Kinder und Alkohol. Eigentlich sollte es hier keinen Zusammenhang geben. Und dennoch erinnert sich fast jeder an Momente in der Kindheit, die Erwachsene im Bekannten- und Verwandtenkreis mit „Alkoholgeschichten“ in Verbindung bringen. Darunter gibt es nicht wenige, für die das Thema sehr nahe und ausgeprägt war, wie in meinem Fall.
Ich wuchs in einem lebhaften Familienhaus auf, zusammen mit Großeltern, Tante, Onkel und 6 weiteren Kindern. Es war ein Haus in einer provinziellen Kleinstadt, deren Bewohner viele Klischees bedienten um das sonst so beschauliche Idyll immer wieder in Frage zu stellen. Ein Autor wie Steven King hätte hier bestimmt eine großartige Kleinstadt-Vorlage für einen noch großartigeren Roman gefunden.
Nicht nur, dass meine Großeltern Vita Buerlecithin (>16% Alkohol) im guten Glauben an die gesundheitsfördernde Wirkung uns Kindern verabreichten (ich war z.B. erst 5 Jahre alt). Meine Großmutter hatte auch Eierlikör lange nicht wirklich als „echten“ Alkohol betrachtet und es hat sie nicht gestört oder überrascht, wenn wir Kinder den Likör regelmäßig „naschten“. Besonders verstörend fühlen sich hingegen einige Erinnerungen an meinen Onkel bis heute an. Er war schwer alkoholkrank. Seinem Suchtverlangen war er so sehr verfallen, dass er bei uns Kindern das Taschengeld oder den Inhalt der Spardose erbettelte um sich heimlich zu versorgen. Obwohl meine Tante ihn täglich filzte und ihm jedes Bargeld abzunehmen versuchte, schaffte er es trotzdem irgendwie sich zum hochfrequenten Sturztrinker mit regelmäßigen Krankenhausaufenthalten zu entwickeln. Nach dem x-ten Klinikaufenthalt kam mit 52 Jahren das nicht allzu überraschende Ende als Folge eines alkoholbedingtem Organversagens.
Bis dahin spielten sich wegen meines Onkels immer wieder kleinere und größere Dramen ab. Meine Tante schenkte sich nichts beim Kampf gegen den Alkoholdrang meines Onkels. Damals galt Alkoholsucht eben noch nicht als Krankheit. Auf dem Land war Alkoholismus damals zudem vielmehr ein charakterliches Totalversagen, das aus den Untiefen der Hölle zu kommen schien. Alkoholkranke lösten damals bei einigen Menschen (noch) nicht unbedingt das Bedürfnis aus zu helfen, sondern eher das Bedürfnis in einen Krieg zu ziehen.
Vielleicht beschuldigte ihn meine Tante auch deshalb ständig, schuld zu sein an der schweren Polioerkrankung (Kinderlähmung) meines Cousins. Für sie stand das zeitlebens unverrückbar fest. Dass die beiden später geborenen Töchter uneingeschränkt gesund waren, spielte für sie dabei keine Rolle. Ich erinnere mich auch sehr deutlich daran, dass mir mein Onkel oft leid tat, weil er so viel heulte und so oft im Krankenhaus war. Und wenn er zu Hause war, dann dauerte nie lange, bis ihn meine Tante wieder in seine kleine Werkstatt zur Ausnüchterung verfrachtete.

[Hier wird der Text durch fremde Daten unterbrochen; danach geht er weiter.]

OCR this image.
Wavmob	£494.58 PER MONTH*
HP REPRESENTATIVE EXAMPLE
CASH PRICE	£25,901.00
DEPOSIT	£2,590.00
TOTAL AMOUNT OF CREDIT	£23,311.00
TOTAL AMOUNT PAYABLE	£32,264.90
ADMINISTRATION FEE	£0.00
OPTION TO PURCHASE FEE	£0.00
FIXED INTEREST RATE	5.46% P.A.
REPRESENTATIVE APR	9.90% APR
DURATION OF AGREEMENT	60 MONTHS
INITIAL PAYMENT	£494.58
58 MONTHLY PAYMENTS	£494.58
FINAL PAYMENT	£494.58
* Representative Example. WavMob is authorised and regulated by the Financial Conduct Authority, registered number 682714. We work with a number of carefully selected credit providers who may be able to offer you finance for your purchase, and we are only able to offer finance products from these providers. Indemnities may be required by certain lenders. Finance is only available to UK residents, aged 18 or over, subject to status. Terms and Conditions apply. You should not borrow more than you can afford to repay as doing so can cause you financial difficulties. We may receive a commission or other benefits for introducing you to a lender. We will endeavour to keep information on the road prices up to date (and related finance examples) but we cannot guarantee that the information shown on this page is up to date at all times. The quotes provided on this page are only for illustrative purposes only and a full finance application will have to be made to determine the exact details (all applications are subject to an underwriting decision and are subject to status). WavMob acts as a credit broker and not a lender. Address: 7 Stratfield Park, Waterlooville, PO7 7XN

Dort schrie er manchmal stundenlang betrunken und verzweifelt, schlug und trommelte an die Tür, Ich bekam das meisten ganz nah mit. Mein Kinderzimmer grenzte an seine Werkstatt an. Bilder und Töne aus diesen Tagen und Nächten spuken bis heute wie ein fernes Gewitter meinem Kopf umher. Dabei hatte ich noch Glück. Niemand schrie mich an oder bedrohte oder schlug mich. Ich war eigentlich fast nur wie eine Art Zuschauer mit Backstage Karten.
Trotzdem: Kinder und Alkohol. Das darf nicht zusammenkommen, ganz gleich auf welche Weise. Weder als alkoholisches Früherlebnis, noch als verstörende Erinnerungen und Beobachtungen.